III. Alic und in dubio pro reo
Eine weitere Besonderheit sind die “in dubio pro reo - Fälle”. Der Grundsatz in dubio pro reo, der seinen Ursprung bereits im alten römischen Recht hat, kann übersetzt werden mit “im Zweifel für den Angeklagten". Er ist ein fundamentaler Rechtsgrundsatz im Strafrecht. Er besagt, dass im Falle von nicht auflösbaren Zweifeln an der Schuld eines Angeklagten dieser zugunsten des Angeklagten gewertet werden müssen. Dieser Grundsatz kann aber zu ungewöhnlichen Ergebnissen in einer Examensklausur führen, weil von mehreren möglichen Sachverhaltsalternativen stets die für den Täter günstigere anzunehmen ist.
Beispiel
T betrinkt sich auf der Party der F maßlos. Er steigt alkoholisiert ins Auto und fährt nach Hause. Der O verpetzt den T am frühen Morgen auf seinem Heimweg bei einer vorbeifahrenden Streife. Ein Bluttest ergibt, dass der T bei seiner Heimfahrt in der Nacht einen BAK zwischen 1,5 und 3,4 ‰ gehabt haben kann.

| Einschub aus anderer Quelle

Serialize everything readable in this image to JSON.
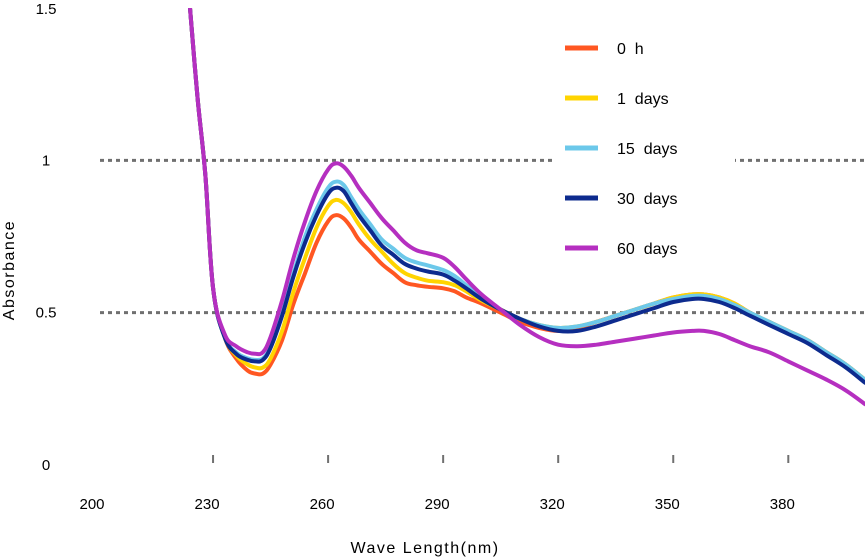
{
  "chart_data": {
    "type": "line",
    "title": "",
    "xlabel": "Wave Length(nm)",
    "ylabel": "Absorbance",
    "xlim": [
      200,
      400
    ],
    "ylim": [
      0,
      1.5
    ],
    "x_ticks": [
      "200",
      "230",
      "260",
      "290",
      "320",
      "350",
      "380"
    ],
    "y_ticks": [
      "0",
      "0.5",
      "1",
      "1.5"
    ],
    "reference_lines": [
      0.5,
      1
    ],
    "legend_position": "top-right",
    "series": [
      {
        "name": "0  h",
        "color": "#ff5722",
        "x": [
          224,
          226,
          228,
          230,
          233,
          236,
          239,
          241,
          243,
          245,
          248,
          251,
          254,
          257,
          260,
          262,
          264,
          266,
          268,
          271,
          274,
          277,
          280,
          283,
          286,
          290,
          293,
          296,
          300,
          305,
          310,
          315,
          320,
          325,
          330,
          335,
          340,
          345,
          350,
          355,
          358,
          362,
          366,
          370,
          375,
          380,
          385,
          390,
          395,
          400
        ],
        "y": [
          1.5,
          1.2,
          0.95,
          0.58,
          0.42,
          0.35,
          0.31,
          0.3,
          0.3,
          0.33,
          0.41,
          0.53,
          0.63,
          0.73,
          0.8,
          0.82,
          0.81,
          0.78,
          0.74,
          0.7,
          0.66,
          0.63,
          0.6,
          0.59,
          0.585,
          0.58,
          0.57,
          0.55,
          0.53,
          0.5,
          0.47,
          0.45,
          0.44,
          0.45,
          0.47,
          0.49,
          0.51,
          0.53,
          0.55,
          0.56,
          0.56,
          0.55,
          0.53,
          0.5,
          0.47,
          0.44,
          0.41,
          0.37,
          0.33,
          0.28
        ]
      },
      {
        "name": "1  days",
        "color": "#ffd400",
        "x": [
          224,
          226,
          228,
          230,
          233,
          236,
          239,
          241,
          243,
          245,
          248,
          251,
          254,
          257,
          260,
          262,
          264,
          266,
          268,
          271,
          274,
          277,
          280,
          283,
          286,
          290,
          293,
          296,
          300,
          305,
          310,
          315,
          320,
          325,
          330,
          335,
          340,
          345,
          350,
          355,
          358,
          362,
          366,
          370,
          375,
          380,
          385,
          390,
          395,
          400
        ],
        "y": [
          1.5,
          1.2,
          0.95,
          0.58,
          0.42,
          0.36,
          0.33,
          0.32,
          0.32,
          0.35,
          0.44,
          0.57,
          0.68,
          0.78,
          0.85,
          0.87,
          0.86,
          0.83,
          0.79,
          0.74,
          0.7,
          0.66,
          0.63,
          0.615,
          0.605,
          0.6,
          0.59,
          0.57,
          0.54,
          0.51,
          0.48,
          0.46,
          0.45,
          0.455,
          0.47,
          0.49,
          0.51,
          0.53,
          0.55,
          0.56,
          0.56,
          0.55,
          0.53,
          0.5,
          0.47,
          0.44,
          0.41,
          0.37,
          0.33,
          0.28
        ]
      },
      {
        "name": "15  days",
        "color": "#6cc8ea",
        "x": [
          224,
          226,
          228,
          230,
          233,
          236,
          239,
          241,
          243,
          245,
          248,
          251,
          254,
          257,
          260,
          262,
          264,
          266,
          268,
          271,
          274,
          277,
          280,
          283,
          286,
          290,
          293,
          296,
          300,
          305,
          310,
          315,
          320,
          325,
          330,
          335,
          340,
          345,
          350,
          355,
          358,
          362,
          366,
          370,
          375,
          380,
          385,
          390,
          395,
          400
        ],
        "y": [
          1.5,
          1.2,
          0.95,
          0.58,
          0.42,
          0.37,
          0.35,
          0.345,
          0.35,
          0.39,
          0.5,
          0.63,
          0.75,
          0.84,
          0.91,
          0.93,
          0.92,
          0.88,
          0.84,
          0.79,
          0.74,
          0.71,
          0.68,
          0.665,
          0.655,
          0.64,
          0.62,
          0.59,
          0.55,
          0.51,
          0.48,
          0.46,
          0.45,
          0.455,
          0.47,
          0.49,
          0.51,
          0.53,
          0.545,
          0.555,
          0.555,
          0.545,
          0.525,
          0.5,
          0.47,
          0.44,
          0.41,
          0.37,
          0.33,
          0.28
        ]
      },
      {
        "name": "30  days",
        "color": "#0d2b8e",
        "x": [
          224,
          226,
          228,
          230,
          233,
          236,
          239,
          241,
          243,
          245,
          248,
          251,
          254,
          257,
          260,
          262,
          264,
          266,
          268,
          271,
          274,
          277,
          280,
          283,
          286,
          290,
          293,
          296,
          300,
          305,
          310,
          315,
          320,
          325,
          330,
          335,
          340,
          345,
          350,
          355,
          358,
          362,
          366,
          370,
          375,
          380,
          385,
          390,
          395,
          400
        ],
        "y": [
          1.5,
          1.2,
          0.95,
          0.58,
          0.42,
          0.365,
          0.345,
          0.34,
          0.345,
          0.385,
          0.49,
          0.62,
          0.73,
          0.82,
          0.89,
          0.91,
          0.9,
          0.86,
          0.82,
          0.77,
          0.72,
          0.69,
          0.66,
          0.645,
          0.635,
          0.625,
          0.605,
          0.58,
          0.545,
          0.51,
          0.48,
          0.455,
          0.44,
          0.44,
          0.455,
          0.475,
          0.495,
          0.515,
          0.535,
          0.545,
          0.545,
          0.535,
          0.515,
          0.49,
          0.46,
          0.43,
          0.4,
          0.36,
          0.32,
          0.27
        ]
      },
      {
        "name": "60  days",
        "color": "#b52fc0",
        "x": [
          224,
          226,
          228,
          230,
          233,
          236,
          239,
          241,
          243,
          245,
          248,
          251,
          254,
          257,
          260,
          262,
          264,
          266,
          268,
          271,
          274,
          277,
          280,
          283,
          286,
          290,
          293,
          296,
          300,
          305,
          310,
          315,
          320,
          325,
          330,
          335,
          340,
          345,
          350,
          355,
          358,
          362,
          366,
          370,
          375,
          380,
          385,
          390,
          395,
          400
        ],
        "y": [
          1.5,
          1.2,
          0.95,
          0.58,
          0.43,
          0.39,
          0.37,
          0.365,
          0.37,
          0.42,
          0.54,
          0.68,
          0.8,
          0.9,
          0.97,
          0.99,
          0.98,
          0.95,
          0.91,
          0.86,
          0.81,
          0.77,
          0.73,
          0.705,
          0.695,
          0.68,
          0.65,
          0.61,
          0.56,
          0.51,
          0.46,
          0.42,
          0.395,
          0.39,
          0.395,
          0.405,
          0.415,
          0.425,
          0.435,
          0.44,
          0.44,
          0.43,
          0.41,
          0.39,
          0.37,
          0.34,
          0.31,
          0.28,
          0.245,
          0.2
        ]
      }
    ]
  }
}
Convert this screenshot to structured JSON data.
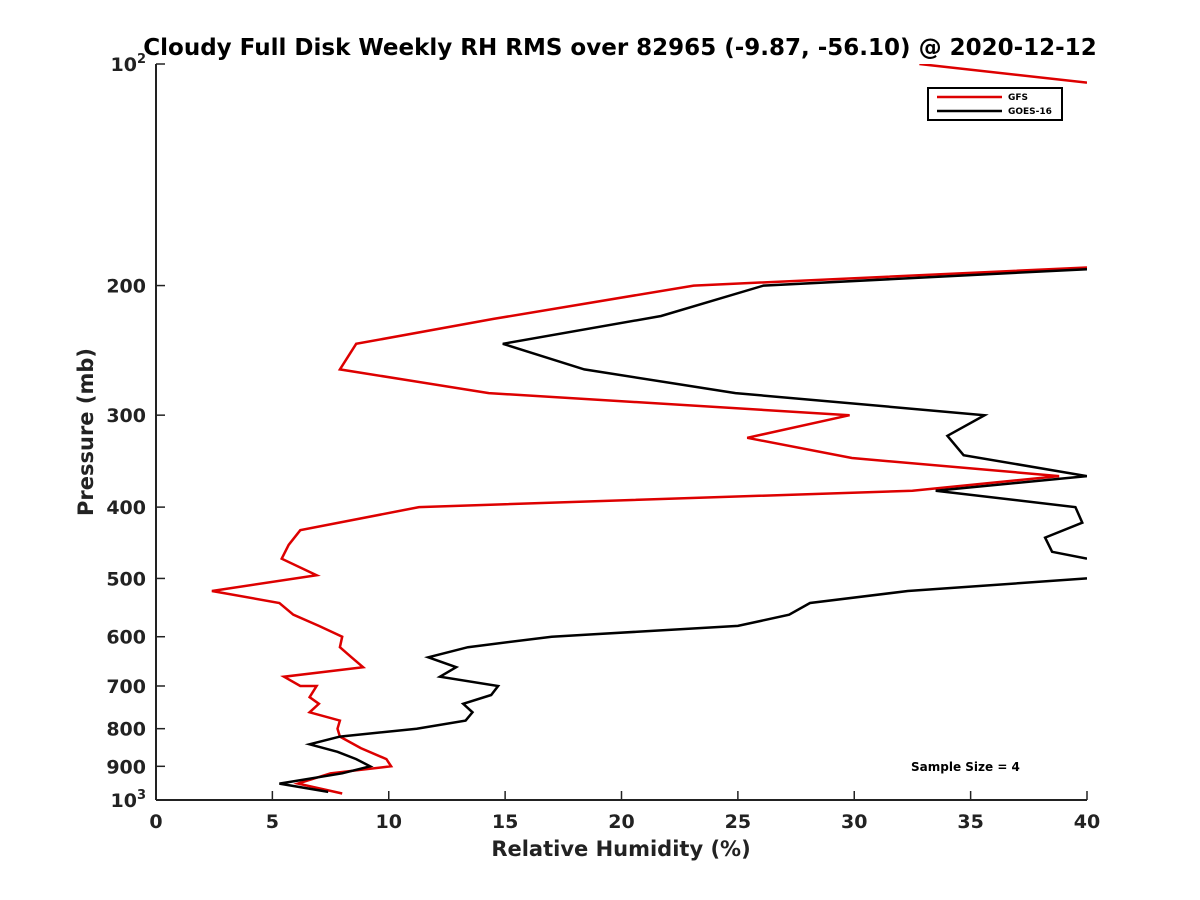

In diesem Beispiel scheitert eine Strafbarkeit wegen Trunkenheit im Verkehr gemäß § 316 StGB daran, dass in dubio pro reo eine Schuldunfähigkeit gemäß § 20 StGB angenommen werden muss, weil nicht ausgeschlossen werden kann, dass T eine BAK von 3,4 ‰ hatte.
Eine Strafbarkeit gemäß § 323a StGB scheitert auf der anderen Seite daran, dass in dubio pro reo davon ausgegangen werden muss, dass T nur eine BAK von 1,5 ‰ hatte, folglich den sicheren Bereich des § 21 StGB nicht erreichte und kein Rausch vorliegt.
T bleibt straffrei. In Frage kommt hier lediglich eine Wahlfeststellung. Die Wahlfeststellung wird in diesem Artikel gesondert behandelt.
Merke
Eine actio libera in causa soll die alkoholbedingte Schuldunfähigkeit überwinden. Dieses Rechtsinstitut braucht es bei fahrlässigen Delikten nicht, weil hier jedes pflichtwidrige Vorverhalten - also auch das Sichbetrinken - Anknüpfungspunkt sein kann. Der in dubio pro reo Grundsatz kann dazu führen, dass die Alic gar nicht ausgeführt werden muss, wenn der sichere Bereich des § 20 StGB wegen mehrerer Sachverhaltsalternativen nicht klar erreicht wird.